In some implementations, an aggressiveness control parameter value may be utilized on an output of an algorithm that is used to generate the denoised audio signal. Usage of the aggressiveness control parameter value on an algorithm output is generally referred to herein as “post-processing.” For example, in some embodiments, the aggressiveness control parameter value may be utilized on an output of a trained machine learning model used to generate a denoised audio signal.

FIG. 1 generally illustrates a system for generating denoised audio signals using a machine learning model. FIG. 2 generally depicts various ways that an aggressiveness control parameter value may be used, whether during training of a machine learning model, or in post-processing. FIGS. 3 and 4 show example architectures of a machine learning model that may be used in accordance with some embodiments. FIG. 5 depicts an example flowchart of a process for utilizing an aggressiveness control parameter value during training of a machine learning model, and FIG. 6 depicts an example flowchart of a process for utilizing an aggressiveness control parameter value in post-processing.

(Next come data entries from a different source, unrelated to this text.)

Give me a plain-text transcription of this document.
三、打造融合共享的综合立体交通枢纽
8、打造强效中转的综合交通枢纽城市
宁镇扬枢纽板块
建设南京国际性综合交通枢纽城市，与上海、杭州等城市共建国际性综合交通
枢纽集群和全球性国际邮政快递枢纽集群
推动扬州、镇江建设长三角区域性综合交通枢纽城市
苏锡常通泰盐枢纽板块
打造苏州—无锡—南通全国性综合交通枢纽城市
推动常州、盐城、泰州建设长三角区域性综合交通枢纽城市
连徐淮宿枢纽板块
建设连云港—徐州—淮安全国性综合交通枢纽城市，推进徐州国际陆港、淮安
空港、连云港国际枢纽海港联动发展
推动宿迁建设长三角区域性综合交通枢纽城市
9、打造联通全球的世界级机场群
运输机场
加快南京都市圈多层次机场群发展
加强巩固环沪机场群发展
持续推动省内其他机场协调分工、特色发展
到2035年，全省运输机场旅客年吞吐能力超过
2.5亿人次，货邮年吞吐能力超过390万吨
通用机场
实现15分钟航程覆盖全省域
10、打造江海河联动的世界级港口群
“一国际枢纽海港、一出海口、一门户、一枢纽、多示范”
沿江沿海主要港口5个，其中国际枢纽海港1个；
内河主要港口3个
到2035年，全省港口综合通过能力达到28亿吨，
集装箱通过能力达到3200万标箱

In some implementations, an input audio signal can be enhanced using a trained machine learning model. In some implementations, the input audio signal can be transformed to a frequency domain by extracting frequency domain features. In some implementations, a perceptual transformation based on processing by the human cochlea can be applied to the frequency-domain representation to obtain banded features. Examples of a perceptual transformation that may be applied to the frequency-domain representation include a Gammatone filter, an equivalent rectangular bandwidth filter, a transformation based on the Mel scale, or the like. In some implementations, the frequency-domain representation may be provided as an input to a trained machine learning model that generates, as an output, a predicted denoising mask. The predicted denoising mask may be a frequency-domain representation of a mask that, when applied to the frequency-domain representation of the input audio signal, generates a spectrum of a denoised audio signal. In some implementations, an inverse of the perceptual transformation may be applied to the predicted denoising mask to generate a modified predicted denoising mask. A frequency-domain representation of the enhanced audio signal may then be generated by multiplying the frequency-domain representation of the input audio signal by the modified predicted denoising mask. An enhanced audio signal may then be generated by transforming the frequency-domain representation of the enhanced audio signal to the time-domain.

In other words, a trained machine learning model for enhancing audio signals may be trained to generate, for a given frequency-domain input audio signal, a predicted denoising mask that, when applied to the frequency-domain input audio signal, generates a frequency-domain representation of a corresponding denoised audio signal. In some implementations, a predicted denoising mask may be applied to a frequency-domain representation of the input audio signal by multiplying the frequency-domain representation of the input audio signal and the predicted denoising mask. Alternatively, in some implementations, the logarithm of the frequency-domain representation of the input audio signal may be taken. In such implementations, a frequency domain representation of the denoised audio signal may be obtained by adding the logarithm of the predicted denoising mask and the logarithm of the frequency-domain representation of the input audio signal. In some implementations, rather than adding the logarithm of the predicted denoising mask and the logarithm of the frequency-domain representation, the logarithm of the input audio signal may be transformed to a linear domain, and the denoised signal may be obtained by multiplying the linear predicted denoising mask and the linear frequency domain representation of the original noisy signal.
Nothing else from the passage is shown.